Quick v. Clegg

Martin, J.

On December 4, 1918, plaintiff and the defendant Clegg executed a written agreement whereby Quick agreed to sell to the defendant Clegg 1,800 shares of stock of the Kerr Steamship Company for the sum of $430,000 and the further consideration that the purchaser was to pay certain income taxes of the seller. This agreement also contained a clause providing for a further writing or agreement ” relating to the taxes to be paid by the defendant Clegg. The agreement was executed by the parties at the time of the delivery of the stock, December 31, 1918, and its execution is admitted by the pleadings. The defendant Kerr is sued as a guarantor of the performance of the contract on the part of Clegg. The fact of Kerr’s guaranty is not disputed. The construction of the clause relating to the payment of tax was the only question before the trial court.

The sole question, therefore, involved on this appeal is one of legal interpretation of a certain agreement or agreements entered into between the plaintiff as vendor of certain shares of stock, and Alfred E. Clegg, the vendee.

The provision in the agreement of December 31, 1918, which is the one before us on this appeal, is not technical in form, nor ambiguous in meaning. It provides as follows: “ That he [Clegg] will assume and pay all Income and Excess Profits Taxes for the year 1918 which are assessed against the party of the first part by reason of the sale of the above-mentioned stock.”

The writing of December 4, 1918, had provided that “ * * * the vendee will pay any income tax that the vendor may be assessed for the year * * * on the proceeds of the sale * * Appellants contend that the first agreement was binding and that it alone and not the final agreement is to be construed. It seems to us that the agreement of December 4, 1918, • is not necessarily in conflict, on this point, with the agreement of December 31, 1918. The tax which the vendor would be required to pay “ on the proceeds of the-sale ” is, from any fair point of view, the increase of his tax as a result of receiving the proceeds of the sale. From no angle, moreover, was the tax referred to a tax on the proceeds of the sale. It was a tax on the seller’s income; and the purpose of the agreement is apparent.

Respondent contends that this is clearly a provision that the defendants will pay all taxes over and above those taxes plaintiff would have been obliged to pay had the stock not been sold. The defendant Clegg contends that the agreement is to pay such taxes as plaintiff would have to pay if he had no income in 1918 other than his profit from the sale of the stock. If the defendant applied to these words a meaning they would not ordinarily bear, or had *139in his mind a hidden or secret intent, he should not now be permitted to benefit thereby.

At the Trial Term it was held that the parties intended the seller to have and retain, without deduction for payment of tax, the profit which the sale gave him. This is a natural construction. He was to be assured by this agreement of a certain profit irrespective of the amount of tax. His profit was to be fixed and certain. As the trial justice points out in his opinion, defendants would have received the benefit of any deduction for a net loss in 1918 outside of this transaction.

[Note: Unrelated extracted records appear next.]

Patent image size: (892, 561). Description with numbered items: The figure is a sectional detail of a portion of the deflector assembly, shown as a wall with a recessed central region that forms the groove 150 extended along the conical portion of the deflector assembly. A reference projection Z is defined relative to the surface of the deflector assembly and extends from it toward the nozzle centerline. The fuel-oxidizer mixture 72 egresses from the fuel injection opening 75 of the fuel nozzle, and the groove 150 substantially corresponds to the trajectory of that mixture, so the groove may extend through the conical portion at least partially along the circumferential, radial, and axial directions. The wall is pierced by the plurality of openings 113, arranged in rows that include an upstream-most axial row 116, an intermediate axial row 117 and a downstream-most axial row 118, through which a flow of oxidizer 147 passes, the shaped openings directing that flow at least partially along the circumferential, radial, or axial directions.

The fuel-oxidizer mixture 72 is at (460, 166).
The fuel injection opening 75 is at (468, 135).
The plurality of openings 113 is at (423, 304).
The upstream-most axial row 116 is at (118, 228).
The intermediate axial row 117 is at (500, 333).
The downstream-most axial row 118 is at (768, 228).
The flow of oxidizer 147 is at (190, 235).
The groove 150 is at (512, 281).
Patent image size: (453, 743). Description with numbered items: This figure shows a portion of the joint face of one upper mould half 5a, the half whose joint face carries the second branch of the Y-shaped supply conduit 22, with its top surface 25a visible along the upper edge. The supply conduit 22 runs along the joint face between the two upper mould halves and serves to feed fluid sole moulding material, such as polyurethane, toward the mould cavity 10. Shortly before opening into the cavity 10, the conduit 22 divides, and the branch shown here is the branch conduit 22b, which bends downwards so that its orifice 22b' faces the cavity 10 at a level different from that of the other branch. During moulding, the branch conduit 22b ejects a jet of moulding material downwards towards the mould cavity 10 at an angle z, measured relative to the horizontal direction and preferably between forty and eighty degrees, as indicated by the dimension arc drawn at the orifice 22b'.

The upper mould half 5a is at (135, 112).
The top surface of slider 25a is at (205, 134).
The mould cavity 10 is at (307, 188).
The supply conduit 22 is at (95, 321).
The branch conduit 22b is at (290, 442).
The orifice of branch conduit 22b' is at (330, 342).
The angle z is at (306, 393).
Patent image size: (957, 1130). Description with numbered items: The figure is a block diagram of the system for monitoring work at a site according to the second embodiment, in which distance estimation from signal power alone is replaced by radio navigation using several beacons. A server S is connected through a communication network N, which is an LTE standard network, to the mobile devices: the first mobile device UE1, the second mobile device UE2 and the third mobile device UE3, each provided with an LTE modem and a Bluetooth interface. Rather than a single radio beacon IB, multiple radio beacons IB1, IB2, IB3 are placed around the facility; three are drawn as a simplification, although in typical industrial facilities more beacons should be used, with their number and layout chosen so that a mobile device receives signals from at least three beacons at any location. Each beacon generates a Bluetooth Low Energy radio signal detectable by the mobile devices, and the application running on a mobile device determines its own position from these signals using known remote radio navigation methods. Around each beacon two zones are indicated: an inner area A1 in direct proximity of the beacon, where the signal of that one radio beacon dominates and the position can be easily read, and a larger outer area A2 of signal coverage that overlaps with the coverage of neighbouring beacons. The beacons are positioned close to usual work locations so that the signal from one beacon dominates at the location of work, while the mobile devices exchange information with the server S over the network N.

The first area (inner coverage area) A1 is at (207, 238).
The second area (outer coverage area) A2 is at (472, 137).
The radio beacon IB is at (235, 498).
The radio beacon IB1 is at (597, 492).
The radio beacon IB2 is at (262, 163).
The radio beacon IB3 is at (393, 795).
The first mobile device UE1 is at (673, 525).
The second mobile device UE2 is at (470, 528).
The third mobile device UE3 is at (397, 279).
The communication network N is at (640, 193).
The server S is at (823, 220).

The appellants base their argument to a considerable extent on an English case referred to at length in the opinion in this case at Trial Term. (See Union Theatres, Ltd., v. Marrickville Bldgs., Ltd., 35 C. L. R. [Australia] 171.) That was an action between landlord and tenant in which it was held that the tenant’s obligation to pay income tax in relation to the rent was confined to such tax as would result from the landlord’s receiving the rent. The difference in circumstances and in the language of the agreements is so great that the case cited would seem unimportant, especially as no fundamental principle was involved, but the mere construction of a par^ ticular contract.

Appellants say the construction given the agreement at Trial Term leaves uncertain the amount to be paid. The purpose of the agreement was to meet such uncertainty. Otherwise a definite amount could have been fixed in advance and inserted in the agreement.

The very purpose of the agreement, as pointed out, was to make certain the net amount of profit the seller of the stock was to receive, irrespective of the amount of tax.

We are of the opinion that the judgment is correct and should be affirmed, with costs.

Dowling, P. J., and Finch, J., concur; McAvoy and O’Malley, JJ., dissent.